There were no cameras or audio equipment allowed inside the Miami federal courthouse Tuesday documenting Trump being officially charged, fingerprinted and booked. According to journalists inside the courtroom, he “sat stone-faced” with no expression as his lawyers entered the plea of “not guilty” in his behalf.

Meanwhile House Republicans continue their staunch support. Majority leader Kevin McCarthy told the press Monday evening that “this is going to disrupt this nation because it goes to the core of equal justice for all, which is not being seen today, and we are not going to stand for it.” Rep. Matt Gaetz (R-FL) remarked that the indictment is “the most severe election interference on the part of the federal government that we’ve ever seen.” Other House Republicans share the opinion of Rep. Jim Jordan (R-OH) that President Biden’s administration is “weaponizing” law enforcement against Trump because he is the presumed Republican frontrunner for the 2024 presidential campaign season. “This is the most political thing I have ever seen,” Jordan said in an interview Sunday. “They have been out to get the former president. They’re indicting President Trump … for having material that he declassified that was protected by the Secret Service.”

But it is apparent that the GOP is split in its loyalties. Senate Republicans are more restrained in their defense. Sen. Lisa Murkowski (R-AK) said in a statement, “The charges in this case are quite serious and cannot be casually dismissed.
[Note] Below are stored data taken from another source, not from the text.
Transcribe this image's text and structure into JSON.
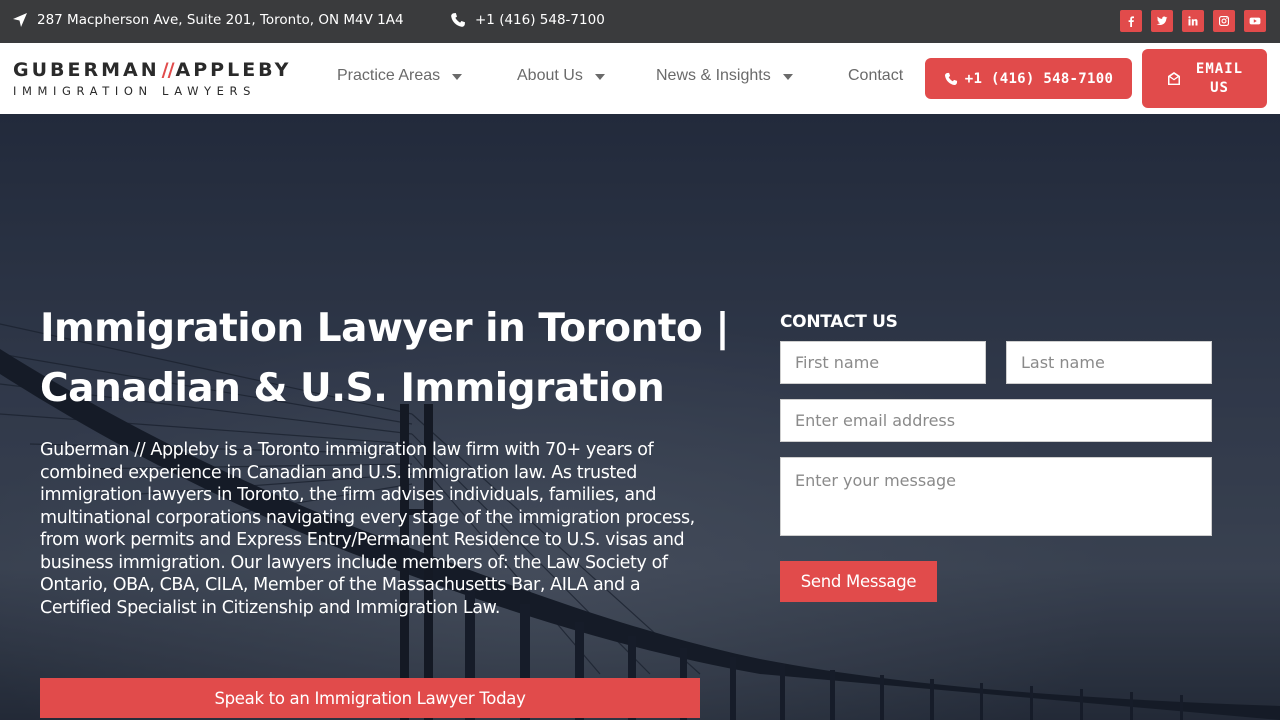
{
  "topbar": {
    "address": "287 Macpherson Ave, Suite 201, Toronto, ON M4V 1A4",
    "phone": "+1 (416) 548-7100",
    "socials": [
      "facebook-icon",
      "twitter-icon",
      "linkedin-icon",
      "instagram-icon",
      "youtube-icon"
    ]
  },
  "header": {
    "logo_main_left": "GUBERMAN",
    "logo_slashes": "//",
    "logo_main_right": "APPLEBY",
    "logo_sub": "IMMIGRATION LAWYERS",
    "nav": [
      {
        "label": "Practice Areas",
        "has_dropdown": true
      },
      {
        "label": "About Us",
        "has_dropdown": true
      },
      {
        "label": "News & Insights",
        "has_dropdown": true
      },
      {
        "label": "Contact",
        "has_dropdown": false
      }
    ],
    "phone_button": "+1 (416) 548-7100",
    "email_button": "EMAIL US",
    "accent_color": "#e14b4b"
  },
  "hero": {
    "title": "Immigration Lawyer in Toronto | Canadian & U.S. Immigration",
    "description": "Guberman // Appleby is a Toronto immigration law firm with 70+ years of combined experience in Canadian and U.S. immigration law. As  trusted immigration lawyers in Toronto, the firm advises individuals, families, and multinational corporations navigating every stage of the immigration process, from work permits and Express Entry/Permanent Residence to U.S. visas and business immigration. Our lawyers include members of: the  Law Society of Ontario, OBA, CBA, CILA, Member of the Massachusetts Bar,  AILA  and a Certified Specialist in Citizenship and Immigration Law.",
    "cta": "Speak to an Immigration Lawyer Today"
  },
  "contact_form": {
    "title": "CONTACT US",
    "first_name_placeholder": "First name",
    "last_name_placeholder": "Last name",
    "email_placeholder": "Enter email address",
    "message_placeholder": "Enter your message",
    "submit": "Send Message"
  }
}
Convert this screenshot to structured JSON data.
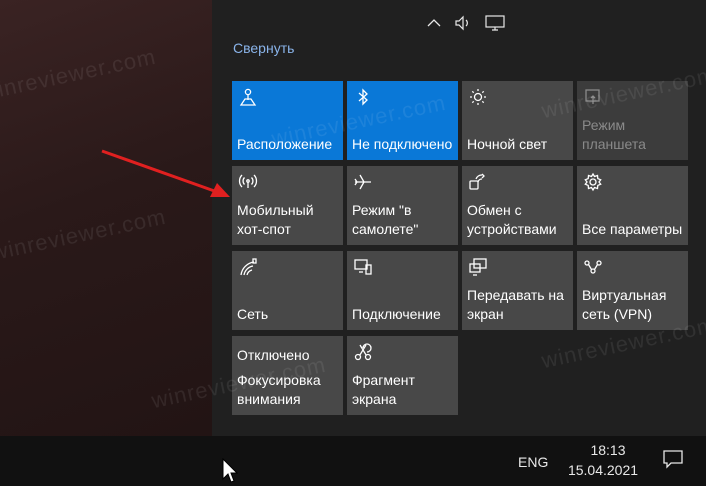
{
  "action_center": {
    "collapse_label": "Свернуть",
    "tiles": [
      {
        "name": "location",
        "label": "Расположение",
        "state": "active",
        "icon": "location-icon"
      },
      {
        "name": "bluetooth",
        "label": "Не подключено",
        "state": "active",
        "icon": "bluetooth-icon"
      },
      {
        "name": "night-light",
        "label": "Ночной свет",
        "state": "normal",
        "icon": "brightness-icon"
      },
      {
        "name": "tablet-mode",
        "label": "Режим планшета",
        "state": "disabled",
        "icon": "tablet-mode-icon"
      },
      {
        "name": "mobile-hotspot",
        "label": "Мобильный хот-спот",
        "state": "normal",
        "icon": "hotspot-icon"
      },
      {
        "name": "airplane-mode",
        "label": "Режим \"в самолете\"",
        "state": "normal",
        "icon": "airplane-icon"
      },
      {
        "name": "nearby-sharing",
        "label": "Обмен с устройствами",
        "state": "normal",
        "icon": "share-icon"
      },
      {
        "name": "all-settings",
        "label": "Все параметры",
        "state": "normal",
        "icon": "gear-icon"
      },
      {
        "name": "network",
        "label": "Сеть",
        "state": "normal",
        "icon": "network-icon"
      },
      {
        "name": "connect",
        "label": "Подключение",
        "state": "normal",
        "icon": "connect-icon"
      },
      {
        "name": "project",
        "label": "Передавать на экран",
        "state": "normal",
        "icon": "project-icon"
      },
      {
        "name": "vpn",
        "label": "Виртуальная сеть (VPN)",
        "state": "normal",
        "icon": "vpn-icon"
      },
      {
        "name": "focus-assist",
        "label": "Фокусировка внимания",
        "status": "Отключено",
        "state": "normal",
        "icon": "moon-icon"
      },
      {
        "name": "screen-snip",
        "label": "Фрагмент экрана",
        "state": "normal",
        "icon": "snip-icon"
      }
    ]
  },
  "taskbar": {
    "language": "ENG",
    "time": "18:13",
    "date": "15.04.2021"
  },
  "watermark": "winreviewer.com",
  "colors": {
    "accent": "#0a78d7",
    "tile": "#484848",
    "arrow": "#e02020"
  }
}
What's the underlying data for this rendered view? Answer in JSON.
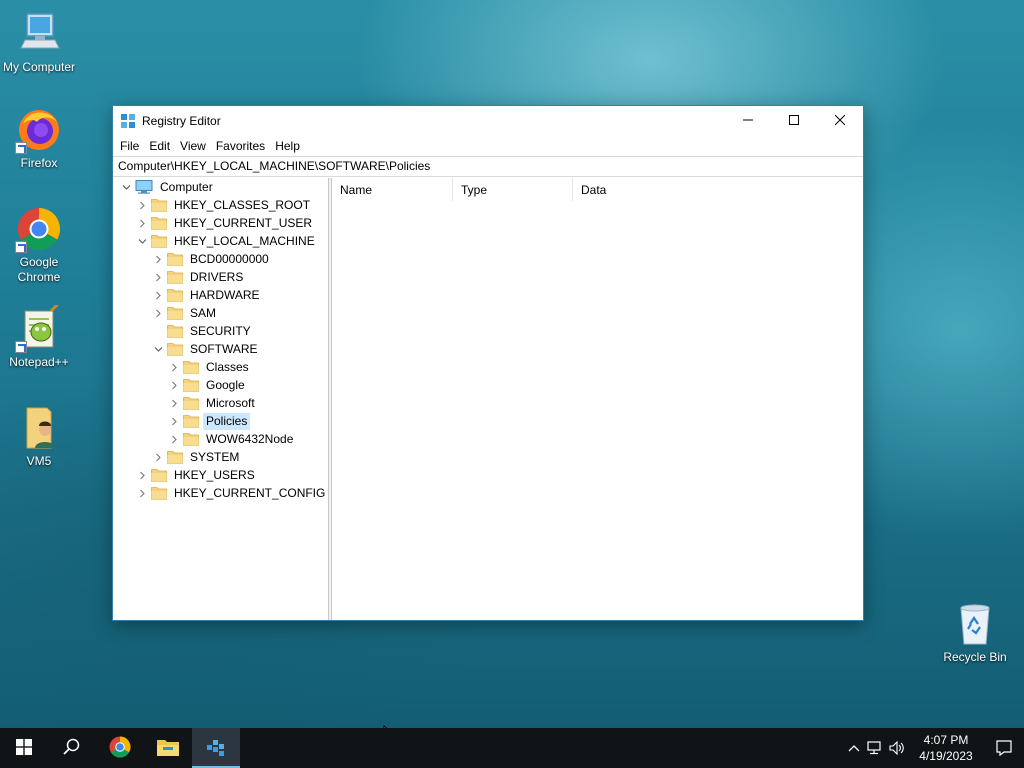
{
  "desktop": {
    "icons": [
      {
        "label": "My Computer",
        "icon": "monitor-icon"
      },
      {
        "label": "Firefox",
        "icon": "firefox-icon"
      },
      {
        "label": "Google Chrome",
        "icon": "chrome-icon"
      },
      {
        "label": "Notepad++",
        "icon": "notepadpp-icon"
      },
      {
        "label": "VM5",
        "icon": "user-folder-icon"
      },
      {
        "label": "Recycle Bin",
        "icon": "recycle-bin-icon"
      }
    ]
  },
  "window": {
    "title": "Registry Editor",
    "controls": {
      "minimize": "minimize",
      "maximize": "maximize",
      "close": "close"
    },
    "menu": [
      "File",
      "Edit",
      "View",
      "Favorites",
      "Help"
    ],
    "address": "Computer\\HKEY_LOCAL_MACHINE\\SOFTWARE\\Policies",
    "columns": [
      "Name",
      "Type",
      "Data"
    ],
    "tree": [
      {
        "label": "Computer",
        "level": 0,
        "chevron": "down",
        "icon": "computer"
      },
      {
        "label": "HKEY_CLASSES_ROOT",
        "level": 1,
        "chevron": "right"
      },
      {
        "label": "HKEY_CURRENT_USER",
        "level": 1,
        "chevron": "right"
      },
      {
        "label": "HKEY_LOCAL_MACHINE",
        "level": 1,
        "chevron": "down"
      },
      {
        "label": "BCD00000000",
        "level": 2,
        "chevron": "right"
      },
      {
        "label": "DRIVERS",
        "level": 2,
        "chevron": "right"
      },
      {
        "label": "HARDWARE",
        "level": 2,
        "chevron": "right"
      },
      {
        "label": "SAM",
        "level": 2,
        "chevron": "right"
      },
      {
        "label": "SECURITY",
        "level": 2,
        "chevron": "none"
      },
      {
        "label": "SOFTWARE",
        "level": 2,
        "chevron": "down"
      },
      {
        "label": "Classes",
        "level": 3,
        "chevron": "right"
      },
      {
        "label": "Google",
        "level": 3,
        "chevron": "right"
      },
      {
        "label": "Microsoft",
        "level": 3,
        "chevron": "right"
      },
      {
        "label": "Policies",
        "level": 3,
        "chevron": "right",
        "selected": true
      },
      {
        "label": "WOW6432Node",
        "level": 3,
        "chevron": "right"
      },
      {
        "label": "SYSTEM",
        "level": 2,
        "chevron": "right"
      },
      {
        "label": "HKEY_USERS",
        "level": 1,
        "chevron": "right"
      },
      {
        "label": "HKEY_CURRENT_CONFIG",
        "level": 1,
        "chevron": "right"
      }
    ]
  },
  "taskbar": {
    "buttons": [
      "start-icon",
      "search-icon",
      "chrome-icon",
      "file-explorer-icon",
      "registry-editor-icon"
    ],
    "active": "registry-editor-icon",
    "time": "4:07 PM",
    "date": "4/19/2023"
  },
  "colors": {
    "selection": "#cce8ff",
    "folder": "#f5d27a",
    "taskbar": "#101417",
    "accent": "#76b9ed"
  }
}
Mishandling classified documents is a federal crime because it can expose national secrets, as well as the sources and methods they were obtained through.” Mitt Romney (R-UT) told reporters Monday “the country is going to go through angst and turmoil and that could have been avoided if President Trump would have just turned the documents in when he was asked to do so. All he had to do when the subpoena came was give the documents back and he wouldn’t have been indicted and the country wouldn’t have gone through what it’s going through. This was entirely avoidable if he just turned in the documents. Why didn’t he?”